By Tom Noble
October 31, 2005
VICTORIA’S public hospitals have reported a sharp rise in medical errors, including operations on the wrong body part or the wrong patient, overdoses of medication and surgical equipment left in patients after operations.
In one of 34 fatal cases last financial year, an elderly terminally ill woman died after she was given a 24-hour dose of morphine in 30 minutes.
She was being given pain relief through an intravenous drip, via an electronic pump, according to a report obtained by The Age. The mistake was made by a staff member unfamiliar with the type of pump.
The woman’s death was one of 122 incidents reported to the Department of Human Services last financial year, a 43 per cent jump on the previous year’s 85 reported cases and 21 deaths.
However, experts regard the reported sentinel events — infrequent, clear-cut events that can have disastrous results for patients — as only a fraction of the serious medical errors that occur in the state’s hospitals.
Of the 122 events, 65 took place in metropolitan hospitals and 57 in regional or rural hospitals. However, more than three-quarters of patients are seen in metropolitan hospitals.
The events included failure to detect internal bleeding and a patient being given the wrong blood type.

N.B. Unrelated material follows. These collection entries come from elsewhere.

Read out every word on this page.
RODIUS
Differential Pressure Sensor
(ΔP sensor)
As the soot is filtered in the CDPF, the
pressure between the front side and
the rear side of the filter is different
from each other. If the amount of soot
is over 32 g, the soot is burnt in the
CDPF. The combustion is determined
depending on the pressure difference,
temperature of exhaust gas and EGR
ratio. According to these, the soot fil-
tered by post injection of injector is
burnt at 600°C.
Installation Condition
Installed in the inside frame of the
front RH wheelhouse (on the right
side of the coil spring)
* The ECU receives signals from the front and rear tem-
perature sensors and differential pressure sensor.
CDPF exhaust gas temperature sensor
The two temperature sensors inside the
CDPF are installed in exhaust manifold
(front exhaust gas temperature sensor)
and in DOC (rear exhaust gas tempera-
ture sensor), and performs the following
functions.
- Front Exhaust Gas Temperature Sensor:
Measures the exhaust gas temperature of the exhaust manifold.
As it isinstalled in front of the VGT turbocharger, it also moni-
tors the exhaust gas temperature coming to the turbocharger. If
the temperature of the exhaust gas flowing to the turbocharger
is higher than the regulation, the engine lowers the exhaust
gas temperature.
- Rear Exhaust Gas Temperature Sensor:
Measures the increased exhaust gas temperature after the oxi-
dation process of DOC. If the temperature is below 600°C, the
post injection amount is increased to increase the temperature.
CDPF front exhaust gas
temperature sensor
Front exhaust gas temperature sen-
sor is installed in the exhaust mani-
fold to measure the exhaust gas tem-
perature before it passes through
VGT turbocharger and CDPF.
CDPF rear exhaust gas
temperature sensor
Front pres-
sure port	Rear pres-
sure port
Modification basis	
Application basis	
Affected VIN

Details were obtained under freedom-of-information laws.
Another death involved a man taking a blood-thinning drug who hit his head. At hospital, he was not asked for his medical history — including drugs he was taking — and was listed as non-urgent. His brain bleed went undetected until too late.
Two people died after delays in detecting internal bleeding, another two died after tubes put down their throats caused irreparable bleeding, and a woman’s aorta was ruptured when surgeons accidentally dislodged a piece of brittle bone.
Other key cases included:
*The death from respiratory arrest of a mental health patient who was restrained and unattended. The case has been referred to the coroner.
*A young man who was given a colonoscopy — an exploratory tube with a camera inserted in the anus — instead of a gastroscopy, inserted in the mouth.
*A man’s whose skin cancer results were not passed on for seven months, by which time he needed radical surgery.
*A man whose tonsils and adenoids were removed, when he had consented only to having his tonsils out.
*An obese woman who needed surgery to recover a surgical pack left behind after an operation.
*A blood transfusion patient given another patient’s blood became restless, distressed and developed a high temperature before the mistake was discovered and the transfusion stopped. The patient survived.
*An elderly diabetic patient was given 80 units of insulin instead of eight, due to a doctor writing 8u — an abbreviation that was misread as 80. The patient suffered no complications.
Five country hospitals reported incidents in which patients were given surgery with unsterilised instruments. None was found to have been infected.
There were 25 cases of procedures on the wrong body part, including a woman who had surgery in her right ear instead of her left. Four people given anaesthetic to the wrong eye but the mistakes were discovered before surgery. Twelve cases involved X-rays or scans in the wrong place.
Eleven elderly people died after falling in hospitals or hospital-run facilities. In some cases, the falls happened despite prevention measures such as night lights, call bells and beds built low to the floor. Eighteen further cases of injury after a fall were reported.
Seven patients committed suicide in hospital grounds or while under hospital care. Three women died during or soon after childbirth. Suicide and maternal deaths are events that must be reported as sentinel events, regardless of fault.
After reporting, hospitals are required to examine why mistakes happened, change systems where necessary and share lessons with other hospitals. The program is in its fourth year.
The department would not reveal which hospitals posted the most reports, saying to do so would discourage reporting and give an inaccurate picture.
“The hospitals that report the most are the best hospitals because they … have a culture of reporting and dealing with issues. That’s my feeling and that’s what the literature tells us,” the department’s chief clinical adviser, Jenny Bartlett, said.
Ben Hart, a spokesman for Health Minister Bronwyn Pike, said learning more about mistakes meant they were less likely to be repeated.
“It is expected that the number of sentinel events reported will increase over the years as the culture of covering up mistakes changes,” he said.